Yesterday, the Tax Foundation's Tax Policy Blog had a report on a CRS study, "Flat Tax Proposals and Fundamental Tax Reform: An Overview." Tax Policy Blog then presented what purported to be the summary of the CRS study as set forth in the study. However, the excerpt was not complete and was edited to make it appear that the CRS study agreed with the Tax Foundation's basic tax policy recommendations. That is not the case as the study itself states:
Should the tax base be income or consumption? Is one inherently superior to the other? How do they stack up in terms of simplicity, fairness, and efficiency —the three standards by which tax systems are generally assessed? There appears to be insufficient theoretical or empirical evidence to conclude that a consumption-based tax is inherently superior to an income-based tax or vice versa.(Footnote omitted, emphasis added.)
One issue associated with the choice of a tax base is equity — how the tax burden will be distributed across income classes and different types of taxpayers. For example, a tax is "progressive" if tax paid as a percentage of income increases as income rises. Although some types of consumption taxes can be designed to achieve any desired level of progressivity with respect to consumption alone, their progressivity with respect to income could only be approximated. Also, a consumption tax would involve a redistribution of the tax burden by age group, with the young and old generally bearing more of the total tax burden than those in their prime earning years. And the transition from an income-based tax to a consumption-based tax would have the potential for creating windfall gains for some taxpayers and losses for others.
A definitive assessment cannot be made of the effects of taxing consumption on either economic efficiency or the aggregate level of savings. Although the current tax system's distortions of the relative attractiveness of present and future consumption (saving) would be eliminated, to raise the same amount of tax revenue, a consumption-based tax would require an increase in marginal tax rates (since consumption is smaller than income). This action, in turn, would increase the current system's distortion between the attractiveness of market (e.g., purchased products) and nonmarket activities (e.g. leisure). The net effect on overall economic efficiency cannot be ascertained theoretically. In addition, economic theory indicates a consumption tax would not necessarily produce an increase in saving. The increase in after tax income might reduce saving, while the increase in the return to saving may increase it; the net result is uncertain.

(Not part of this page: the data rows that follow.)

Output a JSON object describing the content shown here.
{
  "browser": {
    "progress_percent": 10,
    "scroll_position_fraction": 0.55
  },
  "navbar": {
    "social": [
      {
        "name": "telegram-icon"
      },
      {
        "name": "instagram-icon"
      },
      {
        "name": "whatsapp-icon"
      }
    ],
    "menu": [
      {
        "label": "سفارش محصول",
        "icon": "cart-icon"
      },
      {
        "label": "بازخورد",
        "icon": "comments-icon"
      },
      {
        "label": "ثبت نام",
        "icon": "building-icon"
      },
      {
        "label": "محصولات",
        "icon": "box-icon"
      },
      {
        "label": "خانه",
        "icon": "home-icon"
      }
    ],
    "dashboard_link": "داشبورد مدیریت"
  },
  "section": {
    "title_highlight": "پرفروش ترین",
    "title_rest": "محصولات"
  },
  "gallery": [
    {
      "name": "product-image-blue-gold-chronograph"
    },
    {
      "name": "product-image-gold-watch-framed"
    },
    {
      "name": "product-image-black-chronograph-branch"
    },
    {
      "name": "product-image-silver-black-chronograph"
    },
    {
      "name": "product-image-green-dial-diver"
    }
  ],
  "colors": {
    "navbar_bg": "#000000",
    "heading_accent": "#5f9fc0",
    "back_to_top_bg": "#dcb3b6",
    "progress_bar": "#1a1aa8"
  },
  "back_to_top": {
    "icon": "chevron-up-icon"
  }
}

A positive aspect of a consumption-based tax is the ease with which the individual and corporate tax systems could be integrated. In addition, the problems introduced by separate provisions for capital gains, attempts to distinguish between real and nominal income, and depreciation procedures would essentially be eliminated. It is doubtful, however, that a consumption-based tax would have much effect on the complexities introduced into the system to promote specific social and economic goals. Many of the same factors that influenced the design of the current income tax system would exert the same influences on the final design of a consumption tax.
Whether one prefers income or consumption, one tax rate or multiple tax rates, a critical point to remember is that the benefits to be derived from tax revision would result from defining the tax base more comprehensively than it is under current law. A tax with a base that is comprehensively defined would prove more equitable and efficient than a tax with a less comprehensively defined base.
In other words, the study concludes that the Tax Foundation's hobbyhorse can't run.